Australian-based Ratbag, well-known for its 1999 release, Powerslide, has created yet another niche with its new title, Dirt Track Racing. Combining the dirt and mud of off-road competition with the confined oval tracks of traditional stadium racing, this represents a novel hybrid. While Powerslide was published by GT Interactive, DTR is published by its budget label, WizardWorks. This is the only offering so far to replicate a popular, yet not widely known, form of racing in the U.S., with over 700 tracks across the country run by the International Motor Contest Association that endorses this title.
Unlike Powerslide, which attempted to appeal to both arcade and simulation crowds, DTR places its emphasis on what the savvy designers know best–pure simulation. Toward that end, the garage allows extensive customization. Among the items you may tweak are the angle of the tires when the steering wheel is set straight ahead, the distance between your wheel and the axle, tire pressure and compound, wheel size, brake strength, steering lock, bump and rebound dampening, spring strength and length, gear ratio, and weight distribution. All in all, this is a fine array of customization capabilities, comparable to the best racers out there.
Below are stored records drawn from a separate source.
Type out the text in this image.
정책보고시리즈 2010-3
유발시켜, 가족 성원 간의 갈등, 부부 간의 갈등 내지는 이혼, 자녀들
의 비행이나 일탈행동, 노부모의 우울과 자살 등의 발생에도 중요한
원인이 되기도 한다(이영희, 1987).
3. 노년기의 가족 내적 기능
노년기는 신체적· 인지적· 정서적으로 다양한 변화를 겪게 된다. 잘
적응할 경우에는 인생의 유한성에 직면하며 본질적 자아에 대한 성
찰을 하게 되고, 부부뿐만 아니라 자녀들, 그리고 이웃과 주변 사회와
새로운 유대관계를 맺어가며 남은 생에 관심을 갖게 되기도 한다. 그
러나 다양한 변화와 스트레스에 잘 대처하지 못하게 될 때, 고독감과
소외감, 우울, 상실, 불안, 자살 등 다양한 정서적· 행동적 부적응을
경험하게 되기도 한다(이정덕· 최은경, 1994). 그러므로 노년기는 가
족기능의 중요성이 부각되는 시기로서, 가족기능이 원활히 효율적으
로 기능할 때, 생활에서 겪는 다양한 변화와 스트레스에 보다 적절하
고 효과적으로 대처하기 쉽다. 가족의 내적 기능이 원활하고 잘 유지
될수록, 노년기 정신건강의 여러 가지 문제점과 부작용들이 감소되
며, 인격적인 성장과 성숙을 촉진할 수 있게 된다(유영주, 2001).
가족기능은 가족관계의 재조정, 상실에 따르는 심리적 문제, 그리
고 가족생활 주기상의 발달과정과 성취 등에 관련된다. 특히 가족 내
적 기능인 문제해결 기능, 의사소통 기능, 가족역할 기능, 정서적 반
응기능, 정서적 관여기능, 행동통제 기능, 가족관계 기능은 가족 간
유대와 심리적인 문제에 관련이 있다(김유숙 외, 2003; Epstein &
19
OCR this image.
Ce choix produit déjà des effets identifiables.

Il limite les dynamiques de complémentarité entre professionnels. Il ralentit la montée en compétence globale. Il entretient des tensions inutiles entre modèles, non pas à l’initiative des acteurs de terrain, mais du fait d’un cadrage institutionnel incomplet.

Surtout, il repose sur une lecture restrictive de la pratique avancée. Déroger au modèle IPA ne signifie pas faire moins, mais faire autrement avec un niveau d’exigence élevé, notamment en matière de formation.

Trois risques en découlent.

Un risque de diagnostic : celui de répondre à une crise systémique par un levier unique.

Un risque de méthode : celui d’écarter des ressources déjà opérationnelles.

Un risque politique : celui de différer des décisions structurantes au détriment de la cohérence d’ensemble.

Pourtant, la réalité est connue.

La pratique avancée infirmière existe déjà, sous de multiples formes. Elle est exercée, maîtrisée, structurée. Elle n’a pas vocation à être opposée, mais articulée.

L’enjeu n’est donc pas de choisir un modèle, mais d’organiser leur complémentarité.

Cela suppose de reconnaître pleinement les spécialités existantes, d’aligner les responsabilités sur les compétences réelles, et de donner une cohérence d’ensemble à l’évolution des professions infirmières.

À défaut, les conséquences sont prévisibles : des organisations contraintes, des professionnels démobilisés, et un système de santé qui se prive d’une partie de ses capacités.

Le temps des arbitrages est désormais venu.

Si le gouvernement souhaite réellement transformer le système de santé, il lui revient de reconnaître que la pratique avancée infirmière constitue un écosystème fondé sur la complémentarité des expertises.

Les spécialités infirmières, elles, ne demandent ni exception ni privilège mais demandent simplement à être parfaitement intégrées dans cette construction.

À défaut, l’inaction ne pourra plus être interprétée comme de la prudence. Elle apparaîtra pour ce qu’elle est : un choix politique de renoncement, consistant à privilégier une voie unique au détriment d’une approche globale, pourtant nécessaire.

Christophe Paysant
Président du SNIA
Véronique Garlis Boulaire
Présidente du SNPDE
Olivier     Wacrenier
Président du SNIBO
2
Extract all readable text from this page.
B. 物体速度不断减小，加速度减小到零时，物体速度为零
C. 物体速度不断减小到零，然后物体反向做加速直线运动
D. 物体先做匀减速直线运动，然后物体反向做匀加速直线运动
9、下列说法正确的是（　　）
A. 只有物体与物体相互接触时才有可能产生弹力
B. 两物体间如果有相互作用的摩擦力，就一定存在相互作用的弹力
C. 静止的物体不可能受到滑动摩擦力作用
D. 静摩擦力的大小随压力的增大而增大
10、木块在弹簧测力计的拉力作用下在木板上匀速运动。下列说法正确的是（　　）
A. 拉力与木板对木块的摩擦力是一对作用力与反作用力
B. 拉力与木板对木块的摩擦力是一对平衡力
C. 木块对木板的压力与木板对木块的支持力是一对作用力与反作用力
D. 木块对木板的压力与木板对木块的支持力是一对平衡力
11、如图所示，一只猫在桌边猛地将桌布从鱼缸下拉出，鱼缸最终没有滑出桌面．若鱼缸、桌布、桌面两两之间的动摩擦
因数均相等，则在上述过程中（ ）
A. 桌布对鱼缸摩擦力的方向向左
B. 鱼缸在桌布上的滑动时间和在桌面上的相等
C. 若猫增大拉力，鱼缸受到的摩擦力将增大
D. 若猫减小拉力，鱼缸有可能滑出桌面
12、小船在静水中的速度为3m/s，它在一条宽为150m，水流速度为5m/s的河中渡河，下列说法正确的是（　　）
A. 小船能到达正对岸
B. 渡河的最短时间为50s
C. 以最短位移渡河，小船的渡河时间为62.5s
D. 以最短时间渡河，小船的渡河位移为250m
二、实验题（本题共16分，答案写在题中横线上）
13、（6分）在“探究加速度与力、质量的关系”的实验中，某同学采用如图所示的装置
There are three available modes: quick race, career, and multiplayer. Quick race seems to have been thrown in almost as a practice mode, as the heart of DTR is its career option. In the various modes, you have five camera views available. While the selection of perspectives is pretty much what fans have come to expect, the in-car cockpit view is disappointing because it neither includes distinctive dashboard styling nor shows the steering wheel. The absence of any form of replays, which are now expected in every major release, is also quite a downer.